Yes to DES, but at what price?
The premium price of DES compared with BMS have led to multiple cost-effectiveness studies and the ESC Task Force notes that in contrast to clinical concerns, the findings of the cost-benefit analyses are consistent, "indicating that DES are not cost-effective at the current price levels for most patients undergoing PCI for stable angina, while the use of DES can be cost-effective in a subset of patients at high risk for restenosis."
The cardiologists move quickly through this issue, and conclude simply by calling for a price cut saying that the cost of the stent is a key factor in the equation of balancing benefits against risk.
The Task Force follows the evolution over five years of the cost analyses and findings of the British technology assessment agency, the National Institute for Clinical Excellence (NICE), and surprisingly, delivers a wholehearted endorsement not only of the analysis but the reimbursement schedule set for practitioners in the UK's National Health Service, even citing the price in pounds Sterling.

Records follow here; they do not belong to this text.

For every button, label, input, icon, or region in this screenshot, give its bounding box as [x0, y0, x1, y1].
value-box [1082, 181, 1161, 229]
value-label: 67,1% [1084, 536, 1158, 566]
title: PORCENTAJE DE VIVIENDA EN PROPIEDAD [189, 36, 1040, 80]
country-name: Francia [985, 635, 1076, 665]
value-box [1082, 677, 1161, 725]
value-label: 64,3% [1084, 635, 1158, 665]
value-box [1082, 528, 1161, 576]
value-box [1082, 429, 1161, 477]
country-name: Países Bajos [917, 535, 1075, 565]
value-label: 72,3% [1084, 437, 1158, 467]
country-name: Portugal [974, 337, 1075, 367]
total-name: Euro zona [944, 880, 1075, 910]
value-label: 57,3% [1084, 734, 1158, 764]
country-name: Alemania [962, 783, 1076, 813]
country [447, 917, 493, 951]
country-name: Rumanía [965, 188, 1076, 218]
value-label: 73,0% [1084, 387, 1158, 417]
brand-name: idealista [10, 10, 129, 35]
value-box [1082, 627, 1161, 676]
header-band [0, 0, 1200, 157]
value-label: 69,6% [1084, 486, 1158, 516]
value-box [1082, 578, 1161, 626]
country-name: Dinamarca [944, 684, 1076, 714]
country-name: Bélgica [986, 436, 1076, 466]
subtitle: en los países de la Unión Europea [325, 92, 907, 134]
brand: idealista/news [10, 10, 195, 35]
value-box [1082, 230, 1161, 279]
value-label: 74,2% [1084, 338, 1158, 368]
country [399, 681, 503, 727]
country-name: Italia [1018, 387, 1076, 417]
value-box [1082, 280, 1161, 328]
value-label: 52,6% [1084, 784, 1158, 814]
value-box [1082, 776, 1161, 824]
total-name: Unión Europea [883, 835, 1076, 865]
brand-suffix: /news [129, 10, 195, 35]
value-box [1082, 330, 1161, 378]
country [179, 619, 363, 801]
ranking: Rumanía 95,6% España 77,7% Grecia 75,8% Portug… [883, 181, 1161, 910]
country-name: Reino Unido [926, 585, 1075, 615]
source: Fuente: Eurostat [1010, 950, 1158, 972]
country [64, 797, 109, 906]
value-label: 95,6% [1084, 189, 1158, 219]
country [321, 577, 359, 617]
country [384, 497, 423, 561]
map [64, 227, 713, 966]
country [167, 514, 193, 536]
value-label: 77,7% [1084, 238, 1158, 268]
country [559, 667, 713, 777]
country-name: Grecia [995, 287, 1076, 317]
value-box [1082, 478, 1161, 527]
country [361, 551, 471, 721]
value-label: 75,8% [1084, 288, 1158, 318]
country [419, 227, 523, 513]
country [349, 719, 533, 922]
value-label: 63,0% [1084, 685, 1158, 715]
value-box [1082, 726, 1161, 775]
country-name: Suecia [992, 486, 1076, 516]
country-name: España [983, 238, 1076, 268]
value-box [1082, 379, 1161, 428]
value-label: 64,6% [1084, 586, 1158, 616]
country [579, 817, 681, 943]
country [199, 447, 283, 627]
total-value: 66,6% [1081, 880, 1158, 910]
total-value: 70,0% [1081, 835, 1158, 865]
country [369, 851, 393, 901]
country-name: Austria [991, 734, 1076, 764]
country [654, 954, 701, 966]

"DES would be cost-effective in the majority of patients undergoing PCI at a price premium around 450 ( 300) above the price of comparable BMS, or less," states the report.
For new market entrants, the cardiologists are equally sharp in setting benchmarks, saying, "The incremental cost-effectiveness ratio will be heavily influenced by the costs of both the new and old technologies. The more successful the new technology, the more rapidly and further the price of the old technology is likely to fall. This may reduce the relative cost-effectiveness of the new technology, unless its price is similarly reduced."
"There is a price to pay for using DES," said an author of the ESC report, said Kristensen, who noted that he uses drug-coated stents for "easily more than half of my patients, so clearly I see advantages."
The hot issue now among interventional cardiologists he said has moved to the anti-clotting therapies that are an essential companion treatment to the implantation of the device.
"The sharpest discussion right now is just how long this therapy needs to be used," Kristensen said.
"The problem of giving these patients these drugs for the rest of their lives is not just the high cost but the risk of combinations with other drugs, such as aspirin, that can cause bleeding, sometimes serious cerebral bleeding," he said.
"We simply have no data to show if it is a good idea to continue these therapies beyond the first year and there is a desperate need for more study in this area," Kristensen said.